Doing the gesture slow and deliberate also helps. If done fast it can indicate revulsion and disgust, but done slowly can indicate that it is being done as a gesture of communication.

This answer is based on my personal experience with the same issue. I tend to need more personal space as well but it isn't always appropriate to use words to explain it. Do note that any non-verbal cues may go unnoticed or unheeded, as some people are unable to pick up on nonverbal cues, and some are unwilling to act on them. You may then decide if that justifies the use of verbal instructions. (I sometimes feel more comfortable using my words after I have tried to indicate more subtly and it not working.)


Note : After rereading your post and my answer, I realized it doesn't really answer your question of making them aware they're taking up space. Those are more strategies to get space back. I also don't have ideas on how telling them non-verbally that they are too close without being passive-aggressive or rude. I do hope this still helps you but if you want this answer deleted I understand.

I was going to treat those two example you gave separately, but in the end the advice I have is quite the same :

  • Move a bit away from the other person, as much as you're comfortable with.
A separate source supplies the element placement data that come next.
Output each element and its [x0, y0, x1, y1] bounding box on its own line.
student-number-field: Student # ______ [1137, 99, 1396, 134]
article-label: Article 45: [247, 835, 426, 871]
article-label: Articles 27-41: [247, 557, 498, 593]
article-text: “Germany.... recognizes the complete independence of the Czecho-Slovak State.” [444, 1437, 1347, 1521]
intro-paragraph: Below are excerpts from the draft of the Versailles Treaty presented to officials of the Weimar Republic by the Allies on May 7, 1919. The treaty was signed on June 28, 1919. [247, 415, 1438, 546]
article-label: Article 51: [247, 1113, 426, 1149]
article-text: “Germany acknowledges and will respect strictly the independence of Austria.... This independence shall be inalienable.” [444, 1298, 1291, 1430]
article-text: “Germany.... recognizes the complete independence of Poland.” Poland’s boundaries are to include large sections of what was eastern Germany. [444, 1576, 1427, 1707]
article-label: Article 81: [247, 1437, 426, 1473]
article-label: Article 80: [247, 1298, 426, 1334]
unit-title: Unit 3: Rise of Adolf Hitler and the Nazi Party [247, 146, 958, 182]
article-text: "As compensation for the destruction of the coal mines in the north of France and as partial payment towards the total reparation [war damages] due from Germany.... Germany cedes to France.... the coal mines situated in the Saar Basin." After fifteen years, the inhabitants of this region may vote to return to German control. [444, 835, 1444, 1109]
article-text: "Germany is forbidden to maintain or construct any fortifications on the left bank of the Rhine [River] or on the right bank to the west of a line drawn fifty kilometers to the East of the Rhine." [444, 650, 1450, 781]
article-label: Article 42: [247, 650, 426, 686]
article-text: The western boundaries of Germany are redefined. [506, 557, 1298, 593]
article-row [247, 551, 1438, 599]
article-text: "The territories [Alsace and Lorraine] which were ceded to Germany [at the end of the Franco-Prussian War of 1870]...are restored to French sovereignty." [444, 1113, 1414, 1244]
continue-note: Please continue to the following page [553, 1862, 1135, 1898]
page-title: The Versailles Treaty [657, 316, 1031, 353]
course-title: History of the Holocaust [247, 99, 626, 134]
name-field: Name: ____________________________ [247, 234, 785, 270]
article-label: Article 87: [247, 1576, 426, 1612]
Also, once the other person has sat down, it's unlikely they'll move again just to be closer to you (unless they can't hear you or just love cosying up to people).
  • Turn your body a bit to face the person. It's weirder to be close to someone face to face then side by side, so it should feel natural for everyone to have that extra space there that you created.
  • If possible, use your legs as a barrier. This will mostly work with a desk chair : when turning slightly towards your colleague, extend your legs a bit. This will fill up the space and stop your colleague from coming closer to you if he wanted to. (This is under the assumption you mind less your legs being in close proximity to other legs and more about your face having some space).
  • When you're on a bench, you can use other stuff to put between you and the other person, like a bag, a coat...

As for your desk, clean it up a bit to be able to move your mouse and/or keyboard if need be. Or just clean up in the moment, just enough to be able to move what needs to be moved.

Your attitude is everything here if you don't wish to hurt someone or start a conversation. Act as if you're making yourself comfortable. Don't make a point of just being away from them. The small gesture of turning your body slightly towards them should convey that you moved to be able to talk to them better. In fact, this is how I often act when someone comes by my desk (and not because I don't like being close to them, it feels natural to me) : I back up a bit and turn to face them. If we need to look together at my computer I let them take the space they want and I place myself afterward as I want. This sometimes means moving some stuff on my desk.